The North American Securities Administrator Association (NASAA), the lobbying group for state securities regulators, published a comment last week regarding the passage of the National Securities Exchange Regulatory Parity Act (HR 5421). NASAA appears ready to battle the legislation, which passed on a voice vote in the House as it heads over to the Senate.
Current NASAA President Judith Shaw stated;
“… we continue to oppose the legislation as it is yet another federal law that erodes state authority to protect investors. Small businesses look to Main Street investors for investment capital. Those investors, in turn, look to their state securities regulators to help shield them from unscrupulous companies and overly risky investments.”

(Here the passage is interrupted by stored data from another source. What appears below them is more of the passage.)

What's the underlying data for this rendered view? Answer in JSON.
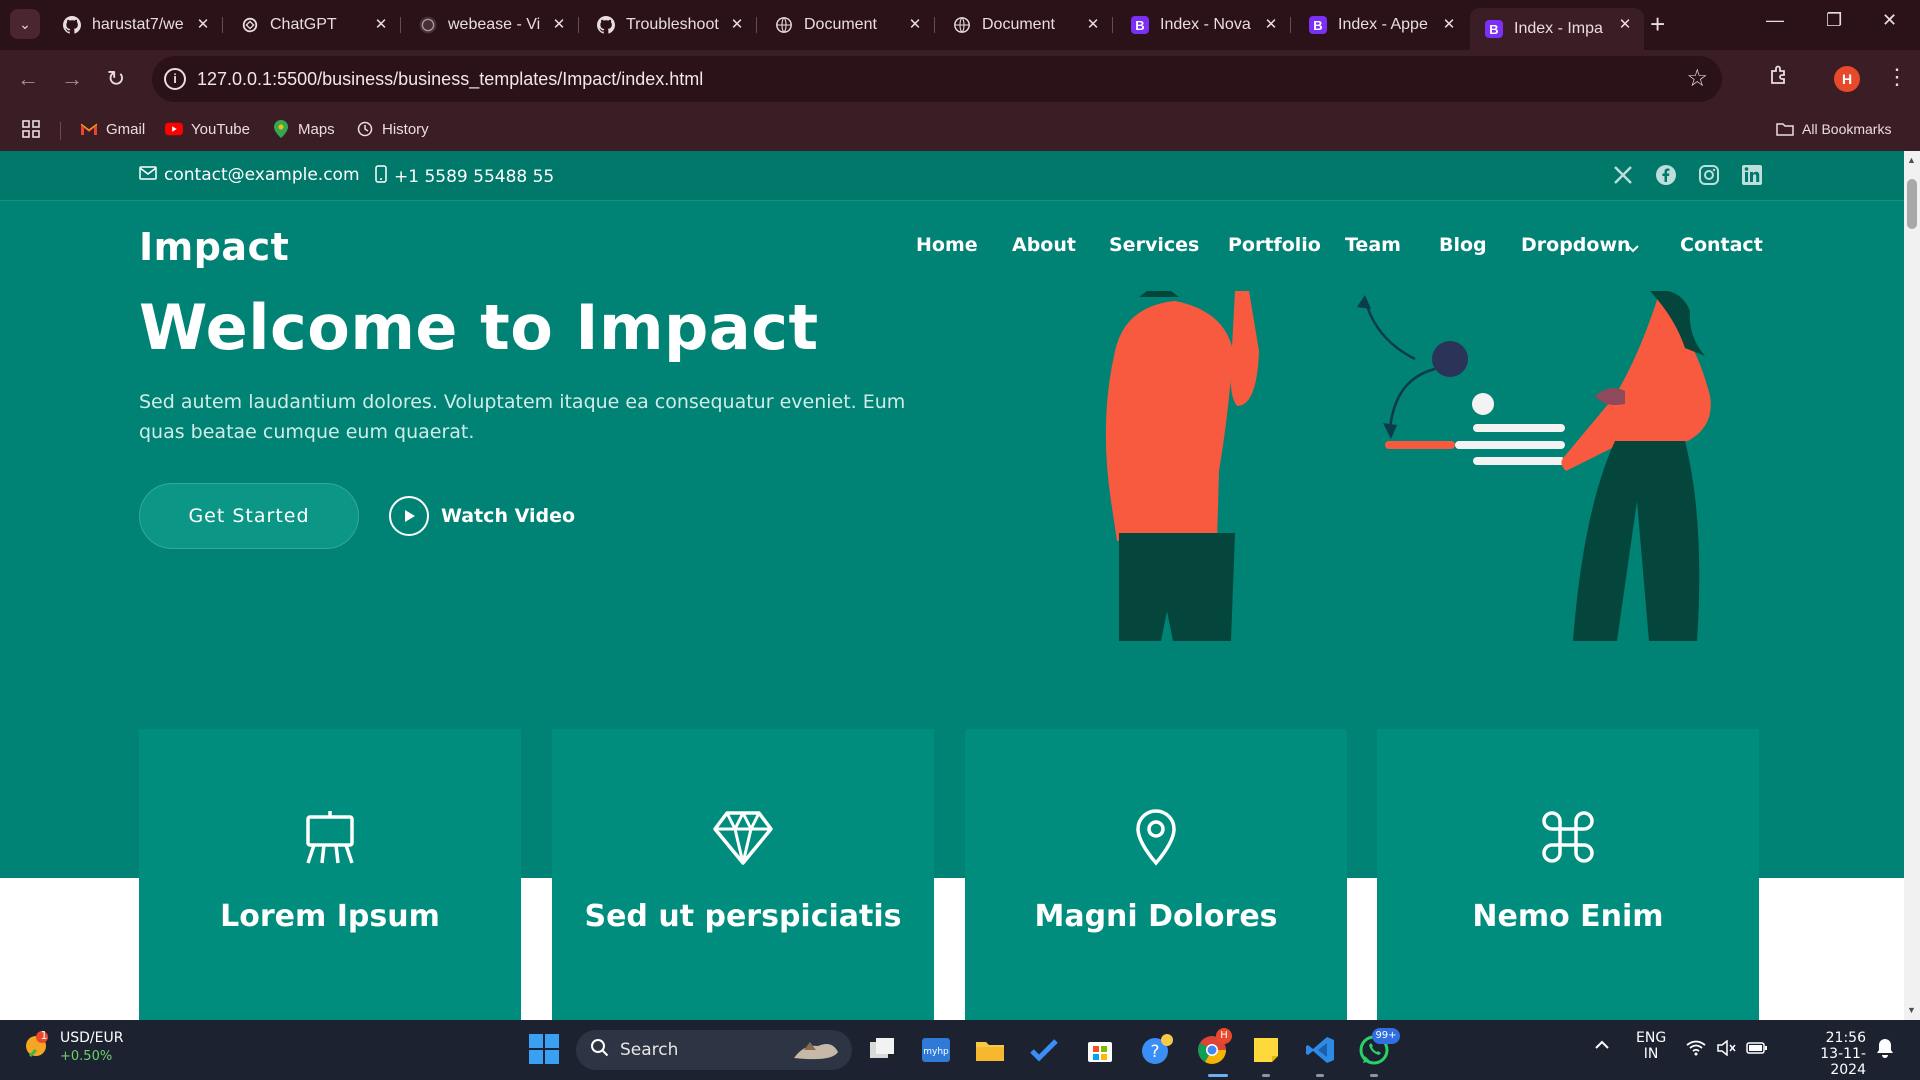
{
  "browser": {
    "tabs": [
      {
        "title": "harustat7/we",
        "icon": "github-icon",
        "active": false
      },
      {
        "title": "ChatGPT",
        "icon": "chatgpt-icon",
        "active": false
      },
      {
        "title": "webease - Vi",
        "icon": "github-icon",
        "active": false
      },
      {
        "title": "Troubleshoot",
        "icon": "github-icon",
        "active": false
      },
      {
        "title": "Document",
        "icon": "globe-icon",
        "active": false
      },
      {
        "title": "Document",
        "icon": "globe-icon",
        "active": false
      },
      {
        "title": "Index - Nova",
        "icon": "bootstrap-icon",
        "active": false
      },
      {
        "title": "Index - Appe",
        "icon": "bootstrap-icon",
        "active": false
      },
      {
        "title": "Index - Impa",
        "icon": "bootstrap-icon",
        "active": true
      }
    ],
    "url": "127.0.0.1:5500/business/business_templates/Impact/index.html",
    "profile_initial": "H",
    "bookmarks": [
      {
        "label": "Gmail"
      },
      {
        "label": "YouTube"
      },
      {
        "label": "Maps"
      },
      {
        "label": "History"
      }
    ],
    "all_bookmarks": "All Bookmarks"
  },
  "page": {
    "topbar": {
      "email": "contact@example.com",
      "phone": "+1 5589 55488 55",
      "socials": [
        "x-icon",
        "facebook-icon",
        "instagram-icon",
        "linkedin-icon"
      ]
    },
    "brand": "Impact",
    "nav": [
      "Home",
      "About",
      "Services",
      "Portfolio",
      "Team",
      "Blog",
      "Dropdown",
      "Contact"
    ],
    "hero": {
      "title": "Welcome to Impact",
      "subtitle": "Sed autem laudantium dolores. Voluptatem itaque ea consequatur eveniet. Eum quas beatae cumque eum quaerat.",
      "cta": "Get Started",
      "watch": "Watch Video"
    },
    "cards": [
      {
        "title": "Lorem Ipsum",
        "icon": "easel-icon"
      },
      {
        "title": "Sed ut perspiciatis",
        "icon": "gem-icon"
      },
      {
        "title": "Magni Dolores",
        "icon": "geo-pin-icon"
      },
      {
        "title": "Nemo Enim",
        "icon": "command-icon"
      }
    ]
  },
  "taskbar": {
    "ticker_name": "USD/EUR",
    "ticker_change": "+0.50%",
    "ticker_badge": "1",
    "search": "Search",
    "lang": "ENG",
    "region": "IN",
    "time": "21:56",
    "date": "13-11-2024",
    "whatsapp_badge": "99+",
    "chrome_badge": "H"
  },
  "colors": {
    "teal": "#008374",
    "teal_dark": "#00796b",
    "accent_orange": "#f85a40",
    "chrome_bg": "#3b1d25"
  }
}
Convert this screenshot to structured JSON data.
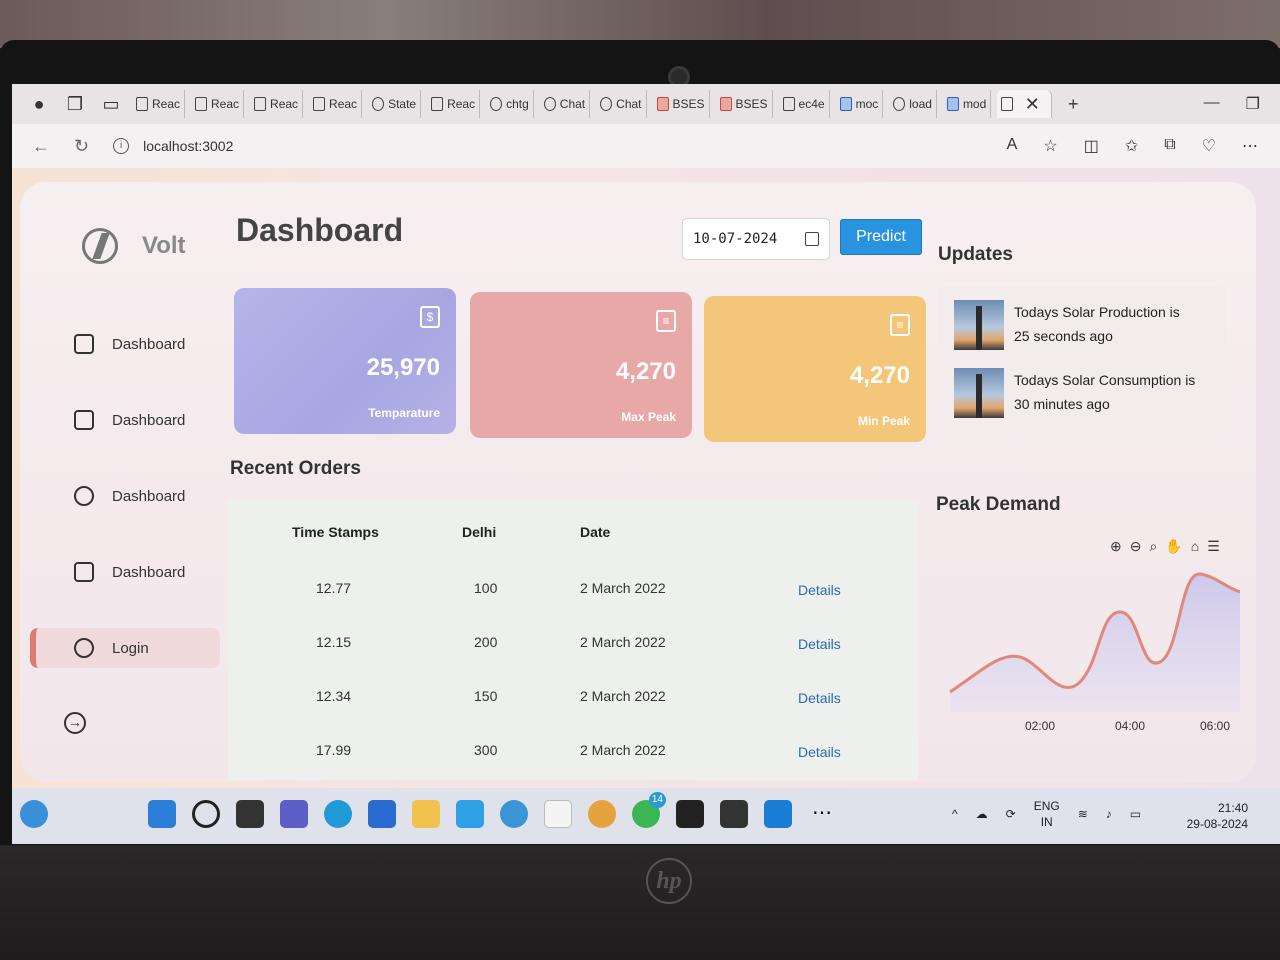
{
  "browser": {
    "tabs": [
      "Reac",
      "Reac",
      "Reac",
      "Reac",
      "State",
      "Reac",
      "chtg",
      "Chat",
      "Chat",
      "BSES",
      "BSES",
      "ec4e",
      "moc",
      "load",
      "mod"
    ],
    "url": "localhost:3002"
  },
  "sidebar": {
    "brand": "Volt",
    "items": [
      {
        "label": "Dashboard",
        "icon": "home-icon"
      },
      {
        "label": "Dashboard",
        "icon": "clipboard-icon"
      },
      {
        "label": "Dashboard",
        "icon": "users-icon"
      },
      {
        "label": "Dashboard",
        "icon": "save-icon"
      },
      {
        "label": "Login",
        "icon": "user-circle-icon"
      }
    ]
  },
  "main": {
    "title": "Dashboard",
    "date_value": "10-07-2024",
    "predict_label": "Predict",
    "cards": [
      {
        "value": "25,970",
        "label": "Temparature",
        "icon": "dollar-icon"
      },
      {
        "value": "4,270",
        "label": "Max Peak",
        "icon": "clipboard-icon"
      },
      {
        "value": "4,270",
        "label": "Min Peak",
        "icon": "clipboard-icon"
      }
    ],
    "orders_title": "Recent Orders",
    "table": {
      "headers": [
        "Time Stamps",
        "Delhi",
        "Date"
      ],
      "rows": [
        {
          "ts": "12.77",
          "delhi": "100",
          "date": "2 March 2022",
          "action": "Details"
        },
        {
          "ts": "12.15",
          "delhi": "200",
          "date": "2 March 2022",
          "action": "Details"
        },
        {
          "ts": "12.34",
          "delhi": "150",
          "date": "2 March 2022",
          "action": "Details"
        },
        {
          "ts": "17.99",
          "delhi": "300",
          "date": "2 March 2022",
          "action": "Details"
        }
      ]
    }
  },
  "updates": {
    "title": "Updates",
    "items": [
      {
        "line1": "Todays Solar Production is",
        "line2": "25 seconds ago"
      },
      {
        "line1": "Todays Solar Consumption is",
        "line2": "30 minutes ago"
      }
    ]
  },
  "peak": {
    "title": "Peak Demand",
    "ticks": [
      "02:00",
      "04:00",
      "06:00"
    ]
  },
  "taskbar": {
    "badge_whatsapp": "14",
    "lang": "ENG",
    "region": "IN",
    "time": "21:40",
    "date": "29-08-2024"
  },
  "colors": {
    "accent": "#2a93e0",
    "card_temp": "#aaaae4",
    "card_max": "#e9a8a8",
    "card_min": "#f4c67a",
    "chart_line": "#e0897a",
    "chart_fill": "#c9c4ec"
  }
}
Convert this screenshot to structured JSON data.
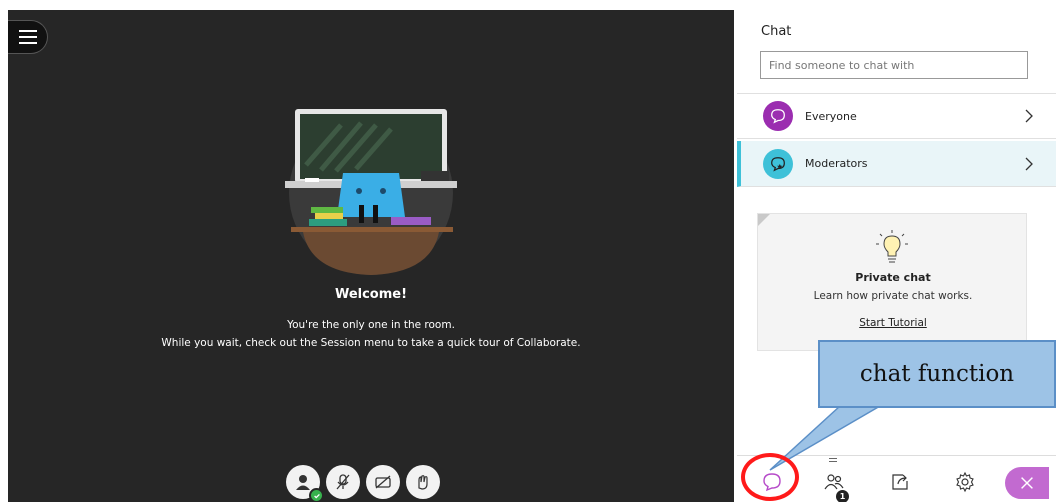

“Overriding these state-level protections through federal preemption undermines the confidence that is critical to supporting small businesses and unnecessarily places investors at risk. We look forward to working with the Senate to further address our concerns with this legislation.”
The bill adjusts how the SEC regulates exchanges. It updates existing law the mentioned the NYSE, NASDAQ and the American Stock Exchange, thus boxing out any other marketplaces that may provide competition to the established marketplaces. Of course, this does not mean the SEC will approve just anyone, an exchange must still qualify under rigorous standards. In general, competition ends up being good for consumers (oligopolies not quite so much).
Cromwell Coulson, CEO of OTC Markets commented on the bill last week;
“The National Securities Exchange Regulatory Parity Act takes a sensible, standards-based approach that sets the stage for the SEC to consider parity among exchanges, alternative trading systems and other market operators.”